Eren, TRT Çocuk ailesi olarak, çocukların ruh ve beden sağlığını ön planda tuttuklarını, onlara hayata hazırlanma sürecinde destek olduklarını vurgulayarak, TRT Çocuk'un milli ve manevi değerleri gözeterek çocukların kendilerini keşfetmesine yardımcı olduğunu, dış dünya ile doğru iletişim kurabilmesine katkı sağladığını anlattı.
Mobil uygulamalardan bahseden Eren, konuşmasını şöyle sürdürdü:
"8. yılımızda yüzde 80 yerli içeriğe ulaşmış bulunmaktayız. Bu rakamı daha da yukarı çekerek çocuklarımızı yerli ve milli yapımlarla buluşturmayı hedefliyoruz. Sadece sayı ve yüzde değil ayrıca içeriklerin niteliği de çok çok önemli. Bunları yaparken Türkiye'deki animasyon endüstrisini destekleyip büyüterek sektörü desteklemeyi devam ediyoruz.
Genç çizer ve animatörler için akademi çalışması da yapıyoruz. Bu akademi ile amacımız özellikle senaryo alanında hevesli gençlere ve emekçilere profesyonel olarak destek sağlamak. Daha sağlıklı ve doğru yanıt veren içerikler üretmeyi ve sektör temsilcilerine destek vermeyi amaç edindik bu konferansla. Anne babalara da yapımcılara da yön gösterecek bir rehberin hazırlıklarına başlayacağız."
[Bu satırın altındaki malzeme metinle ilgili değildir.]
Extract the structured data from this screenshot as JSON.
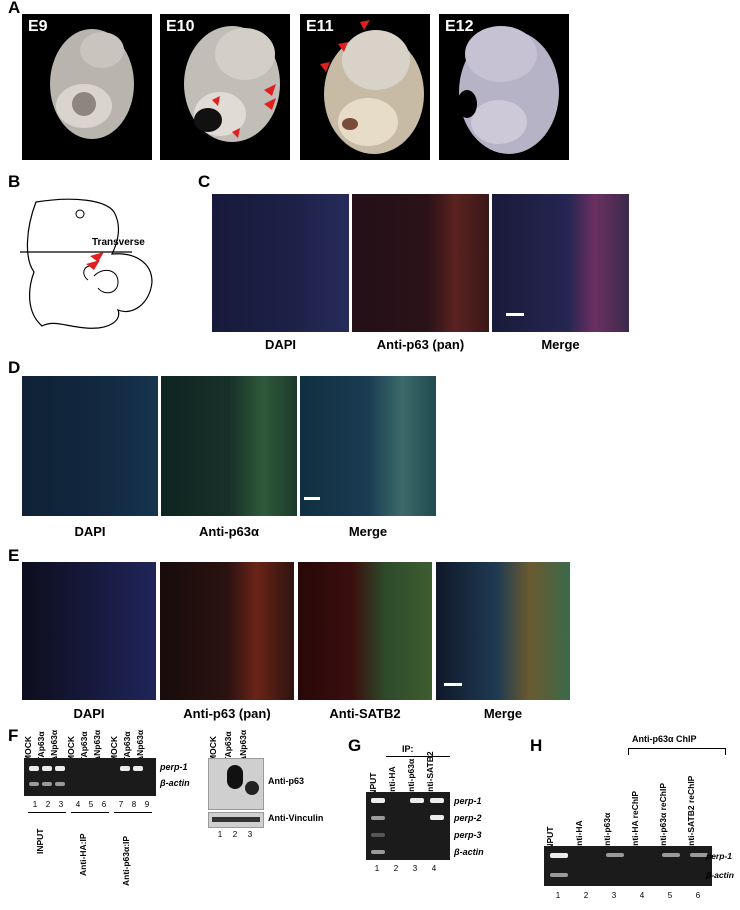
{
  "panels": {
    "A": "A",
    "B": "B",
    "C": "C",
    "D": "D",
    "E": "E",
    "F": "F",
    "G": "G",
    "H": "H"
  },
  "panel_a": {
    "stages": [
      "E9",
      "E10",
      "E11",
      "E12"
    ]
  },
  "panel_b": {
    "plane_label": "Transverse"
  },
  "panel_c": {
    "captions": [
      "DAPI",
      "Anti-p63 (pan)",
      "Merge"
    ]
  },
  "panel_d": {
    "captions": [
      "DAPI",
      "Anti-p63α",
      "Merge"
    ]
  },
  "panel_e": {
    "captions": [
      "DAPI",
      "Anti-p63 (pan)",
      "Anti-SATB2",
      "Merge"
    ]
  },
  "panel_f": {
    "lane_headers": [
      "MOCK",
      "TAp63α",
      "ΔNp63α",
      "MOCK",
      "TAp63α",
      "ΔNp63α",
      "MOCK",
      "TAp63α",
      "ΔNp63α"
    ],
    "row_labels": [
      "perp-1",
      "β-actin"
    ],
    "lane_numbers": [
      "1",
      "2",
      "3",
      "4",
      "5",
      "6",
      "7",
      "8",
      "9"
    ],
    "group_labels": [
      "INPUT",
      "Anti-HA:IP",
      "Anti-p63α:IP"
    ],
    "western_headers": [
      "MOCK",
      "TAp63α",
      "ΔNp63α"
    ],
    "western_rows": [
      "Anti-p63",
      "Anti-Vinculin"
    ],
    "western_lanes": [
      "1",
      "2",
      "3"
    ]
  },
  "panel_g": {
    "ip_label": "IP:",
    "lane_headers": [
      "INPUT",
      "Anti-HA",
      "Anti-p63α",
      "Anti-SATB2"
    ],
    "row_labels": [
      "perp-1",
      "perp-2",
      "perp-3",
      "β-actin"
    ],
    "lane_numbers": [
      "1",
      "2",
      "3",
      "4"
    ]
  },
  "panel_h": {
    "bracket_label": "Anti-p63α ChIP",
    "lane_headers": [
      "INPUT",
      "Anti-HA",
      "Anti-p63α",
      "Anti-HA reChIP",
      "Anti-p63α reChIP",
      "Anti-SATB2 reChIP"
    ],
    "row_labels": [
      "perp-1",
      "β-actin"
    ],
    "lane_numbers": [
      "1",
      "2",
      "3",
      "4",
      "5",
      "6"
    ]
  }
}
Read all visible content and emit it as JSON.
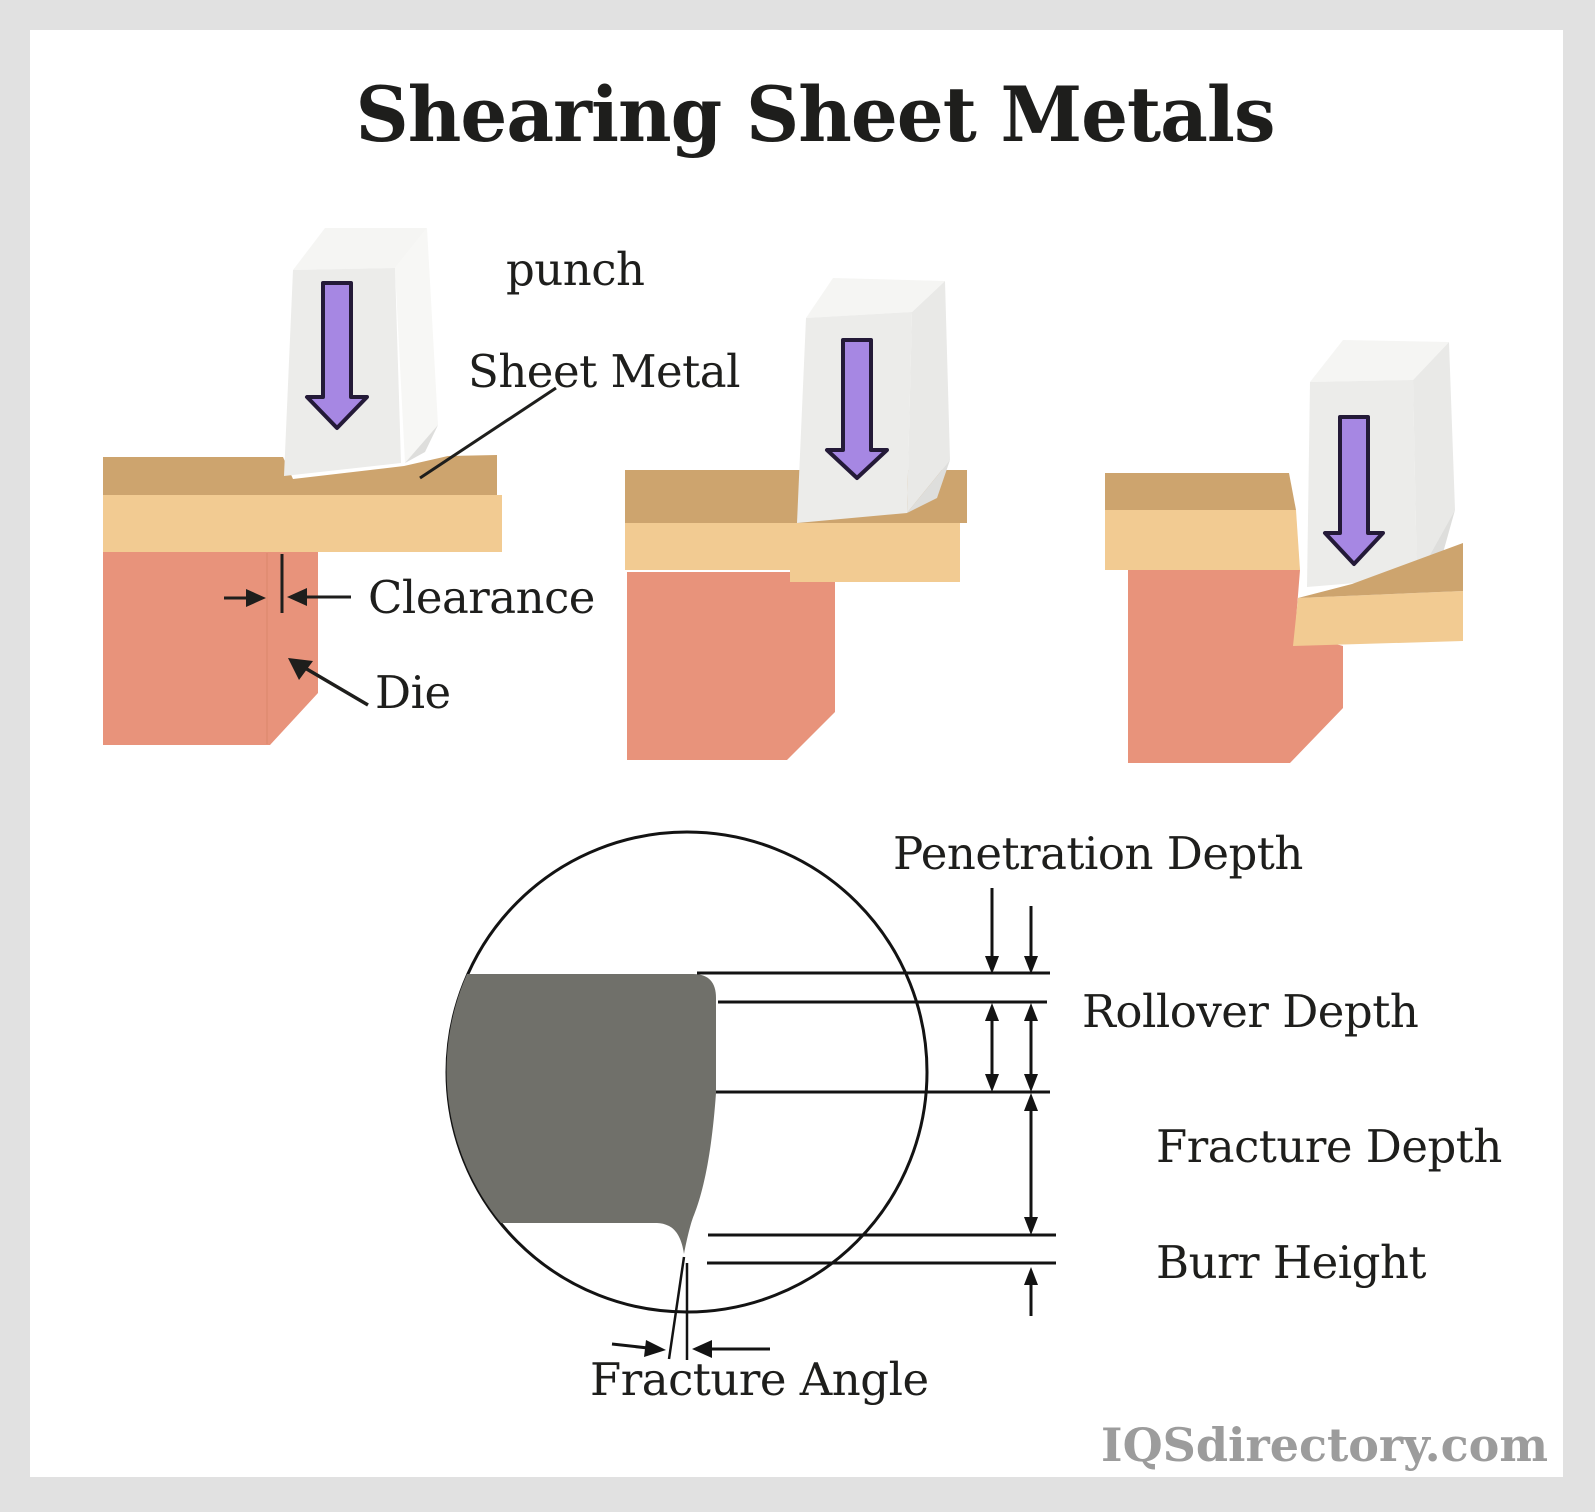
{
  "title": "Shearing Sheet Metals",
  "watermark": "IQSdirectory.com",
  "stage_labels": {
    "punch": "punch",
    "sheet_metal": "Sheet Metal",
    "clearance": "Clearance",
    "die": "Die"
  },
  "shear_edge_labels": {
    "penetration_depth": "Penetration Depth",
    "rollover_depth": "Rollover Depth",
    "fracture_depth": "Fracture Depth",
    "burr_height": "Burr Height",
    "fracture_angle": "Fracture Angle"
  },
  "colors": {
    "background_frame": "#e1e1e1",
    "page": "#ffffff",
    "text": "#1e1e1c",
    "sheet_top_layer": "#cda46e",
    "sheet_bottom_layer": "#f2cb92",
    "die": "#e8937b",
    "die_edge": "#dd8a6f",
    "punch_front": "#ececea",
    "punch_top": "#f5f5f3",
    "punch_side": "#f7f7f5",
    "punch_side_dark": "#e9e9e7",
    "punch_shadow": "#dededc",
    "arrow_purple": "#a687e3",
    "arrow_outline": "#241a38",
    "shear_section_gray": "#70706a",
    "line_black": "#131313",
    "watermark_gray": "#9c9c9c"
  }
}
5. TRT Uluslararası Çocuk Medyası Konferansı
"Çocuğun Algısına Dokunmak" temasıyla düzenlenen 5. TRT Uluslararası Çocuk Medyası Konferansı iki gün sürecek.
Konferansta medya kuruluşları, yayın birlikleri, üniversiteler ve sivil toplum kuruluşlarının da aralarında bulunduğu çocuk medyası profesyonelleri, tecrübelerini ve projelerini paylaşarak fikir alışverişinde bulunacak.
Sunum ve panel oturumlarıyla eş zamanlı atölye çalışmaları şeklinde planlanan konferansa, Türkiye ve çeşitli ülkelerden alanlarında uzman konuşmacılar katılıyor.
Konferansta, tüm yönleriyle çocuğun medyayı algılaması, çocuk medyası için uygun anlatım dili, dijital medya ve güvenlik sorunu gibi konular ele alınacak.